We have seen that Jesus knew from the beginning what he was doing, completely possessed as he was by his quickened imagination of the ever-living God. It was this which enabled him to stage a solemn mime in the midst of this death-based culture, so that he might be killed as a way of leading people out of that culture based on death, allowing us to come to be what God always wanted us to be, that is, utterly and absolutely alive with Him. What Jesus’ entirely living imagination means, then, is that he was working so as to bring to existence what God had always wanted, but which had become trapped in the violent and fatal parody which we have seen, and which we tend to live out. So what Jesus was bringing into being was the fulfillment of creation, and this he knew very well as he was doing it. We will look in the next chapter at one of the most remarkable passages in Scripture, in which John portrays Jesus doing exactly this, with full knowledge of what he was doing.

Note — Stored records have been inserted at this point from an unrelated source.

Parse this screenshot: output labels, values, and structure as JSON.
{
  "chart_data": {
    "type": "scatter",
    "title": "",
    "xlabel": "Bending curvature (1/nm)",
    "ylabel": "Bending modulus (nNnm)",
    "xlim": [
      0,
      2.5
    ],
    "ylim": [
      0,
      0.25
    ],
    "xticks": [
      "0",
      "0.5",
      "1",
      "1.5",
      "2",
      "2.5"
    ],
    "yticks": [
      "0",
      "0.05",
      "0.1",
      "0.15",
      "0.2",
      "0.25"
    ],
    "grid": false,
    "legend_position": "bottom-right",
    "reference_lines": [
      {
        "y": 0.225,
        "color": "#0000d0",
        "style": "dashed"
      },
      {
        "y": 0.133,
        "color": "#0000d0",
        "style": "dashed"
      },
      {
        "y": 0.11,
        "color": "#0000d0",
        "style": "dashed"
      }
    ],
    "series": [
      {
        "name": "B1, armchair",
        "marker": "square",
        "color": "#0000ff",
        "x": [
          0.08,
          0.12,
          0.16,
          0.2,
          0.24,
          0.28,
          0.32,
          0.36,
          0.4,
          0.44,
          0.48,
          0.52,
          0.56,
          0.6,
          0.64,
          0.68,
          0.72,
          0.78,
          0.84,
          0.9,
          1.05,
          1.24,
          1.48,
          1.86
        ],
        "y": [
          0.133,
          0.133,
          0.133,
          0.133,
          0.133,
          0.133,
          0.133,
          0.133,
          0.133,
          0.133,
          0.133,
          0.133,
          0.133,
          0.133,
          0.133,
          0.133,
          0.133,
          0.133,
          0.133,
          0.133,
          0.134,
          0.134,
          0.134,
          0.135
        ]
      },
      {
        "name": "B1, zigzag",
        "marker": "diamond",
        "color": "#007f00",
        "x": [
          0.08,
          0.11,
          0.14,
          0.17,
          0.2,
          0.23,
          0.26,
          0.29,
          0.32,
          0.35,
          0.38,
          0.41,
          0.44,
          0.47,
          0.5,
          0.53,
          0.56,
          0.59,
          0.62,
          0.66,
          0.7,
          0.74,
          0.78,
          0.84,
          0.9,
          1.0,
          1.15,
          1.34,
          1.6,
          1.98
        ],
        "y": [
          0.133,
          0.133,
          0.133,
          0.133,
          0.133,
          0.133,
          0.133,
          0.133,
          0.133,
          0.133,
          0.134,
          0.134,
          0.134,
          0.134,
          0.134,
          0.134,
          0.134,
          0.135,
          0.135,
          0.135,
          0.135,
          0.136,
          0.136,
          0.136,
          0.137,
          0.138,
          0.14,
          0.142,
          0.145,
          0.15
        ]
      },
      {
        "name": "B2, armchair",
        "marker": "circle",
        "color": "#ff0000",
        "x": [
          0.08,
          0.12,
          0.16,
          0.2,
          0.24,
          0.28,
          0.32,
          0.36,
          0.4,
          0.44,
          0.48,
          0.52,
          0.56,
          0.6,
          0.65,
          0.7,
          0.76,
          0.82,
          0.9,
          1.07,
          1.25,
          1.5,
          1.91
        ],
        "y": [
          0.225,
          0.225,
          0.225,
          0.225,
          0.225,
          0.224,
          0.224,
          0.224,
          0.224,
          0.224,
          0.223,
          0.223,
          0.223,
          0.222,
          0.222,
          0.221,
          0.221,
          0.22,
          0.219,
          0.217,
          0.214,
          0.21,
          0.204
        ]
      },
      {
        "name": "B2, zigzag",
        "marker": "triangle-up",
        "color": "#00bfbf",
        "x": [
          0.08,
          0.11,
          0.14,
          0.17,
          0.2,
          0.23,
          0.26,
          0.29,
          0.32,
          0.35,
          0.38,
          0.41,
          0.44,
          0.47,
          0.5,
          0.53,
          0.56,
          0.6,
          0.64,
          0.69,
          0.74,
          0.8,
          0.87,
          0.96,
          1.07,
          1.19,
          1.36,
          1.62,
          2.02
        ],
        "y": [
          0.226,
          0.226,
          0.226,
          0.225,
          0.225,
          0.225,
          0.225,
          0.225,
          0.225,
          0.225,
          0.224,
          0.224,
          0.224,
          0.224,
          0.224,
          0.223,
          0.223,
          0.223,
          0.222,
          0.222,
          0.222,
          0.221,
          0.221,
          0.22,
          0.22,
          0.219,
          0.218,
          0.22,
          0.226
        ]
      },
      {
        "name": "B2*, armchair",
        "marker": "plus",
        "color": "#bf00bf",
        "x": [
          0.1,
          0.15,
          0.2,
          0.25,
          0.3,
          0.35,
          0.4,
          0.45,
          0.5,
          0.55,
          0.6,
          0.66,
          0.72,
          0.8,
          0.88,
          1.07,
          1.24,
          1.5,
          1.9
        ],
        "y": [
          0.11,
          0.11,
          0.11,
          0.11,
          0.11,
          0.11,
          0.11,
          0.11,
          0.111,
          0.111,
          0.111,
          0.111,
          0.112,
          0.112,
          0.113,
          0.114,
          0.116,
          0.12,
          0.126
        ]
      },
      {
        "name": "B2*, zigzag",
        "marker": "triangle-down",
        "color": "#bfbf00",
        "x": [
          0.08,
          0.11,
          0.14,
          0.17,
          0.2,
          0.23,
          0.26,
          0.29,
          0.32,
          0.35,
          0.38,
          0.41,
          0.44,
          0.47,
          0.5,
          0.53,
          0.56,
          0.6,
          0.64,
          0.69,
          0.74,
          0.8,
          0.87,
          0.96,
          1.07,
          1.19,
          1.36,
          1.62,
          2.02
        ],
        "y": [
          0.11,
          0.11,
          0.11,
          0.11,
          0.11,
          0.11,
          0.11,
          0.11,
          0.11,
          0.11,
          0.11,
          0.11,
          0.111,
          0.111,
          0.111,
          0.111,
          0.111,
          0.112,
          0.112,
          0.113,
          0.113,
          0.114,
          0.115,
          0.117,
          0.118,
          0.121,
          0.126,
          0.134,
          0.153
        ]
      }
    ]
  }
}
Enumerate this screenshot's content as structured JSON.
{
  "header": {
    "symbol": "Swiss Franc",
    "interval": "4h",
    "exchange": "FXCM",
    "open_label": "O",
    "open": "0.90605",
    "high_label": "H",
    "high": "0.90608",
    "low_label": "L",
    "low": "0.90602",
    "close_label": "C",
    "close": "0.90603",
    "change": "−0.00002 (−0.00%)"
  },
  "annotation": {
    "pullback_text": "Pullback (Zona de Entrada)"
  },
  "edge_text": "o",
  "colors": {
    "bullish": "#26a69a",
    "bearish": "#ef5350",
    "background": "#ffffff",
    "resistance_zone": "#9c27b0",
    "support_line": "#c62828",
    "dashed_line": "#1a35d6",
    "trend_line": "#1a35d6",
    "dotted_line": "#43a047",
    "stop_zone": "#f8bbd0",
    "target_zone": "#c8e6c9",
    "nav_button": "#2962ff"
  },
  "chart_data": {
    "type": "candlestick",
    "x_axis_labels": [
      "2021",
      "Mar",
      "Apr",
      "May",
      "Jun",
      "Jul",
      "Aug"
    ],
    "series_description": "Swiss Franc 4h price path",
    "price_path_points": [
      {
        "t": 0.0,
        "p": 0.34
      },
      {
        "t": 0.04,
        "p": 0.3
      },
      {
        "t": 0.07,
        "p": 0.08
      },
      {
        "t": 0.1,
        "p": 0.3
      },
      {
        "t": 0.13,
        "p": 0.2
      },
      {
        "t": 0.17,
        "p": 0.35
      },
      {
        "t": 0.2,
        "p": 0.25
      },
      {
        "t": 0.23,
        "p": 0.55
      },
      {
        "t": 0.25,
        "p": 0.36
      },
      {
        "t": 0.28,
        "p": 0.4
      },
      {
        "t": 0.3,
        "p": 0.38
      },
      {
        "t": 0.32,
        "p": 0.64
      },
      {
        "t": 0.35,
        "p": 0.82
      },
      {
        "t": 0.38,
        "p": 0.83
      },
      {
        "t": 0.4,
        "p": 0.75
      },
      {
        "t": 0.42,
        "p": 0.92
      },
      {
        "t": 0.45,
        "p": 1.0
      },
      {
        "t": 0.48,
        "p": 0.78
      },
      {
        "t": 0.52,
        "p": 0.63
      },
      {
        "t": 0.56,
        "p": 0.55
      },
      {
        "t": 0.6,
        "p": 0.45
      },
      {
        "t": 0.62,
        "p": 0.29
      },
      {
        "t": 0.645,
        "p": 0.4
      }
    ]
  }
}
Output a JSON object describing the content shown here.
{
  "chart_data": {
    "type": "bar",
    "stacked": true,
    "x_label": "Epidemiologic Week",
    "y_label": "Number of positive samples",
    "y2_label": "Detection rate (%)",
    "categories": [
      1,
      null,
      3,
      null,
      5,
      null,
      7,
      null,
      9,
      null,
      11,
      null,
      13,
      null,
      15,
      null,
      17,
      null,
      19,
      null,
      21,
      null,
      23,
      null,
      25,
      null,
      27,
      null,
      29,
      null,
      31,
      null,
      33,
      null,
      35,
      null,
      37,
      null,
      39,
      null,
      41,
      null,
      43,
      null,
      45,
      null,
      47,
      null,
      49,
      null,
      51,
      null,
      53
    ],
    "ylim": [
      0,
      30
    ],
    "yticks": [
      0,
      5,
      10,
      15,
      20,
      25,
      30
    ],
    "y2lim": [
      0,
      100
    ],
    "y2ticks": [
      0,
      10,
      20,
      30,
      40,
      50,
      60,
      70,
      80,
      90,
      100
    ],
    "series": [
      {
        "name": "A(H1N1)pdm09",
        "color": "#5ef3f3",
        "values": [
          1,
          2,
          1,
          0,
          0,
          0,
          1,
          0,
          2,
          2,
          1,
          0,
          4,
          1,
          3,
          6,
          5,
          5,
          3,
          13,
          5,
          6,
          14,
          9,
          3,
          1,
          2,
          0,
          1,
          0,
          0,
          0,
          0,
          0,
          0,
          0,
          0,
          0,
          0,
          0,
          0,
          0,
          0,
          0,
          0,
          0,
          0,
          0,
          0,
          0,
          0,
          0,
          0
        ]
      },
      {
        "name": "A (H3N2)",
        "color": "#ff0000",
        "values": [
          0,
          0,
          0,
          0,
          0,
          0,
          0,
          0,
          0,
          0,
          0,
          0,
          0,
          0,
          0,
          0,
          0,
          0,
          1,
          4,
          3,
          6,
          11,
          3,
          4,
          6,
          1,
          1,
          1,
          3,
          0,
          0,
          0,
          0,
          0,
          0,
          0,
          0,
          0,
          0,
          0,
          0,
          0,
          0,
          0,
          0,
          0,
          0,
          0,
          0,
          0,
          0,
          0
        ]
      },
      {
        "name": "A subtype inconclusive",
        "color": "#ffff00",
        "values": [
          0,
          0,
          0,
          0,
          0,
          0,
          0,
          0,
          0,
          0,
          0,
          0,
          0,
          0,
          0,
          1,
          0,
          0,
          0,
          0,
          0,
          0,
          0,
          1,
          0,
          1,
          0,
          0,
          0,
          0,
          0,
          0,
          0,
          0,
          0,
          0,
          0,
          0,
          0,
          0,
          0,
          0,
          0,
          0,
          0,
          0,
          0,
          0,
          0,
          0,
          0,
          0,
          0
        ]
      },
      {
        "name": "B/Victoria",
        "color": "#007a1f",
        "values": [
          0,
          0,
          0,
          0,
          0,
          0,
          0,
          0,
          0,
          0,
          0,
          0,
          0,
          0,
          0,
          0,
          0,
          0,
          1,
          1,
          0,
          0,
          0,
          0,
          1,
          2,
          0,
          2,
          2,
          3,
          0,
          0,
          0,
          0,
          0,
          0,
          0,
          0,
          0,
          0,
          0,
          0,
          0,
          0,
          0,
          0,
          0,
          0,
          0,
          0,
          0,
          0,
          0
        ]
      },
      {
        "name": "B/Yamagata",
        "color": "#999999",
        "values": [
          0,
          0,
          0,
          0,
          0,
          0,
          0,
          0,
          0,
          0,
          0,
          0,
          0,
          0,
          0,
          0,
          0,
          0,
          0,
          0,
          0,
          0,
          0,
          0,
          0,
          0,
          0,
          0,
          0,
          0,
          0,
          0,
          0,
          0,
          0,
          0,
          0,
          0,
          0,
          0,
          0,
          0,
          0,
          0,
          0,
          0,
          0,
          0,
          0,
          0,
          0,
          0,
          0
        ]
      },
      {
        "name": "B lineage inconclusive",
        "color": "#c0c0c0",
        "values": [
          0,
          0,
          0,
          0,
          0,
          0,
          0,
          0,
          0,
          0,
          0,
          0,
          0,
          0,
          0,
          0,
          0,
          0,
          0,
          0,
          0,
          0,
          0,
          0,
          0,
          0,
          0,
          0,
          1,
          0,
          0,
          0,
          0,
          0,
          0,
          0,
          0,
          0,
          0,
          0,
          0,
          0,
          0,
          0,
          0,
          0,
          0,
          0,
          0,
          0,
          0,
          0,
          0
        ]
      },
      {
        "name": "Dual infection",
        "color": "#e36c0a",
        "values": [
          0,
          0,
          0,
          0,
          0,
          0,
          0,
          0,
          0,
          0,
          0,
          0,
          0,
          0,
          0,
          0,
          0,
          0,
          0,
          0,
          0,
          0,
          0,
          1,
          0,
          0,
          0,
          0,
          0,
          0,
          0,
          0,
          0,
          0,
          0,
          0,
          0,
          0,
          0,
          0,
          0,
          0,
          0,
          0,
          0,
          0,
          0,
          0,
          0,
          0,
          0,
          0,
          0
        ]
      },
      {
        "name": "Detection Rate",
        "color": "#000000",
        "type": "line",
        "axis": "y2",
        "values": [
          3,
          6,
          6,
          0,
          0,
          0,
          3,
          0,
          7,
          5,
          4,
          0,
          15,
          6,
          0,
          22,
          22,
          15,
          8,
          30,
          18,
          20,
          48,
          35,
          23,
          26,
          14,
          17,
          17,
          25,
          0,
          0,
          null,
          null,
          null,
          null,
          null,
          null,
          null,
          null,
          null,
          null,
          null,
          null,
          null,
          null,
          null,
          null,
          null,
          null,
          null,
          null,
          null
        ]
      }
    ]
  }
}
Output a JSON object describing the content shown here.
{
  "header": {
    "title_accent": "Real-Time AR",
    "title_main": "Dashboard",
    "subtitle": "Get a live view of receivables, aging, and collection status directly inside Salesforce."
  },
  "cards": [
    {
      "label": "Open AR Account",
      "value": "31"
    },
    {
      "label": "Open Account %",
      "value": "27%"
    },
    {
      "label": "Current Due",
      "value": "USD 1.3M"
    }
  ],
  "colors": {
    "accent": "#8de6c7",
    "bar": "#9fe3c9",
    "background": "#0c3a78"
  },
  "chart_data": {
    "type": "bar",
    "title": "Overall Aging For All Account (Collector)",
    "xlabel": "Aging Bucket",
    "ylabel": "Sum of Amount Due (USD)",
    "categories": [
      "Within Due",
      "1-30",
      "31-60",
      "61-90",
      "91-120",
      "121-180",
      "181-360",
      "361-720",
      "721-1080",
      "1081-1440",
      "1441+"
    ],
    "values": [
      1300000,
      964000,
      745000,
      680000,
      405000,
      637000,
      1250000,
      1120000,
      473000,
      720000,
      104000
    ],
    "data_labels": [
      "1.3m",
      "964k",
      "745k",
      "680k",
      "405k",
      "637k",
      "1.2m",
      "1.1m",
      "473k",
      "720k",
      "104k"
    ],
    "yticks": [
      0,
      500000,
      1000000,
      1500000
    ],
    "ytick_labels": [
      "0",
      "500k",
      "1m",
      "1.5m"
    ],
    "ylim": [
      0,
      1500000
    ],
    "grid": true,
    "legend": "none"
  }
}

This means something rather important: the understanding of God as Creator changes from someone who once did something to someone who is doing something through Jesus, who was in on what the Father was doing through him from the beginning. Creation is not finished until Jesus dies (shouting tetelestai [Greek] — “it is accomplished”), thus opening the whole of creation, which consequently begins fully, in a completely new way, in the garden on the first day of the week. This means, and here is the central point: we understand creation starting from and through Jesus. God’s graciousness which brings what is not into existence from nothing is exactly the same thing as Jesus’ death-less self-giving out of love which enables him to break the human culture of death, and is a self-giving which is entirely fixed on bringing into being a radiantly living and exuberant culture. It is not as though creation were a different act, something which happened alongside the salvation worked by Jesus, but rather that the salvation which Jesus was working was, at the same time, the fulfillment of creation. This was the power and the authority in Jesus’ works and words and signs. Through him the Creator was bringing his work to completion. The act of creation was revealed for what it really is: the bringing to existence and the making possible of a human living together which does not know death; and Jesus was in on this from the beginning. Such is our world that God could only be properly perceived as Creator by means of the overcoming of death.

I hope that you see what it means that our underlying model for understanding the Christian faith has changed slightly, but significantly. Rather than the “Creation-fall-redemption-heaven” model, according to which we live between the redemption and heaven, the model is: “The redemption reveals creation by opening up its fulfillment in heaven and reveals at the same time the fall as that which we are in the process of leaving behind.” This second approach respects the order of discovery, that is to say, the fact that all these realities were only discovered at all as a result of the life, death, and resurrection of Jesus.

Everything said up till now has been a long meditation on the change of imagination and perception worked in the apostolic group by the resurrection. If it seems hard to follow, it is because it is hard, demanding of us an effort to sustain a concentration on the utter effervescence of God which was revealed by Jesus. We’ve seen that the resurrection opened a new perception onto God: that God is entirely beyond, and nothing to do with, death; that God has touched our murderous world with love, allowing us to break out of death; that this is what Creation has been about from the beginning, and that Jesus, who knew all this, was thus the original man who was in on it all from the beginning.